L'Oiseau d'Amérique est dans la lignée des grands classiques de la speculative fiction, au même titre qu'un Meilleur des Mondes ou qu'un Fahrenheit 451, avec lesquels il partage les thèmes de l'aliénation, du contrôle des masses et du bannissement de la culture. Ce n'est donc pas tellement pour l'originalité de son contexte que l'on abordera le livre mais plutôt parce qu'il vient intelligemment compléter la vision proposée par ses glorieux aînés et qu'il en explore d'autres facettes avec une certaine réussite.

Abrutis de programmes télévisuels formatés, dressés au sexe sans sentiments, les Hommes, gavés pour leur bien de drogues diverses (les sopors) et éduqués à un individualisme forcené, sont en voie d'extinction, sans même en avoir conscience. Ils ont peu à peu abandonné les tâches pénibles et finalement le pouvoir, aux machines. Les psi-bus, véhicules collectifs intelligents et télépathes, ont remplacé les autres moyens de transport. Les robots femelles de classes inférieures font office de serveuses - bornées - dans les Burger Chefs. Dans les vivariums du zoo, même les reptiles sont animés par des servo-mécanismes. Dans cette société apathique, mécanique, privée de sens et bientôt d'avenir, trois destinées se télescopent. Celle de Robert Spofforth, le plus sophistiqué des robots jamais conçus, dernier représentant de sa catégorie, qui a décidé d'en finir avec la vie mais à qui sa programmation "parfaite" empêche de se nuire, donc de passer à l'acte.

Celle de Paul Bentley, petit universitaire sans relief, qui a appris à lire dans un monde où on ne sait même plus ce que lire veut dire, et qui découvre peu à peu les bienfaits de cette connaissance, en même temps que ses risques. Celle enfin de Mary Lou, trentenaire rebelle, qui a compris que la soumission à laquelle ses contemporains se sont résolus n'a plus de raison d'être dans un monde où le pouvoir s'est délité depuis longtemps. Amour, apprentissage, émancipation et rencontres inattendues seront au rendez-vous. Et ouvriront peut-être la voie à un ultime sursaut…

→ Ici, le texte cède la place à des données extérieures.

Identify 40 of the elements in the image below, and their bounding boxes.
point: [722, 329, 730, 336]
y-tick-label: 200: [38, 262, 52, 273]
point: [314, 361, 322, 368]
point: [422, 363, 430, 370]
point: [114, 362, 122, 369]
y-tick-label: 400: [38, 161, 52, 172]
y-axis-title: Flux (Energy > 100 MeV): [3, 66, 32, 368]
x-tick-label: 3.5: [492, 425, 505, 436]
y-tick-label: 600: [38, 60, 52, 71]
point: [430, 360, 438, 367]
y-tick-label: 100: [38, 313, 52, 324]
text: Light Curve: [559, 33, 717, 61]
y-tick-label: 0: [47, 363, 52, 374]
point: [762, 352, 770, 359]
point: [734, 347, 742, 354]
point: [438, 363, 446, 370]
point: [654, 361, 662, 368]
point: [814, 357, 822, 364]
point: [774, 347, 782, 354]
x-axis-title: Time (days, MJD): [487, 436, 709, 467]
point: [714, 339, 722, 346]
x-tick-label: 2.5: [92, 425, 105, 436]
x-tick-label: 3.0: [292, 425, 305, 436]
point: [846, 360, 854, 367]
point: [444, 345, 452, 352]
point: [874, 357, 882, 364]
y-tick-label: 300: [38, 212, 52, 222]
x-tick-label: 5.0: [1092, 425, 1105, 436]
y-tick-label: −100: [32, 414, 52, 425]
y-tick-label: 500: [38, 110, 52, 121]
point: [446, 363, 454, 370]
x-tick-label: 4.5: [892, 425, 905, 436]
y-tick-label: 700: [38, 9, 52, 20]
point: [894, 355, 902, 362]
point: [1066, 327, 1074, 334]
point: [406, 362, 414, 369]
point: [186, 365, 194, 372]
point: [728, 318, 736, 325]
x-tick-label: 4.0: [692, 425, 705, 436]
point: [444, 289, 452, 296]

L'écriture de Walter Tevis n'est pas particulièrement plus inventive que son cadre de départ. Le style est classique, la langue de bonne tenue et la narration sans grande surprise, même si l'alternance des épisodes vécus - et racontés à la première personne par chacun des trois protagonistes, brise la linéarité. L'intérêt du livre est ailleurs et réside en fait :
- dans la rigueur avec laquelle l'auteur construit son Amérique du futur. Règles et devoirs, comportements, éléments matériels, valeurs, références : les personnages évoluent dans un univers cohérent et crédible, qui ne se contente pas de servir de décor en arrière-plan. Il y a une réelle profondeur de champ;
- dans la façon de traiter les différents thèmes et les bonnes idées qui renforcent cette crédibilité et ajoutent à cette profondeur : à titre d'exemple, lorsque Paul et Mary Lou apprennent à lire, ils utilisent des supports très divers (du livre de classe primaire au recueil de recettes de cuisine en passant par le roman classique) et le fait qu'ils ne les hiérarchisent pas, ne leur attribuent aucune valeur relative, sonne juste. Dans un autre registre, on apprécie l'introduction des nombreuses références cinématographiques qui parsèment le début du livre, lorsque Paul visionne de vieux films dans sa cellule. Celles-ci introduisent un lien efficace avec le réel qui facilite l'immersion du lecteur dans le récit;
- dans quelques-uns de ses postulats, tel celui d'un robot parfait, hanté par les souvenirs inaccessibles de l'humain sur le modèle duquel il a été conçu et qui rêve de suicide;
- dans le traitement efficace que fait en fin de compte Walter Tevis d'un thème classique, en offrant d'intéressants points de vue sur une société en perte d'humanité.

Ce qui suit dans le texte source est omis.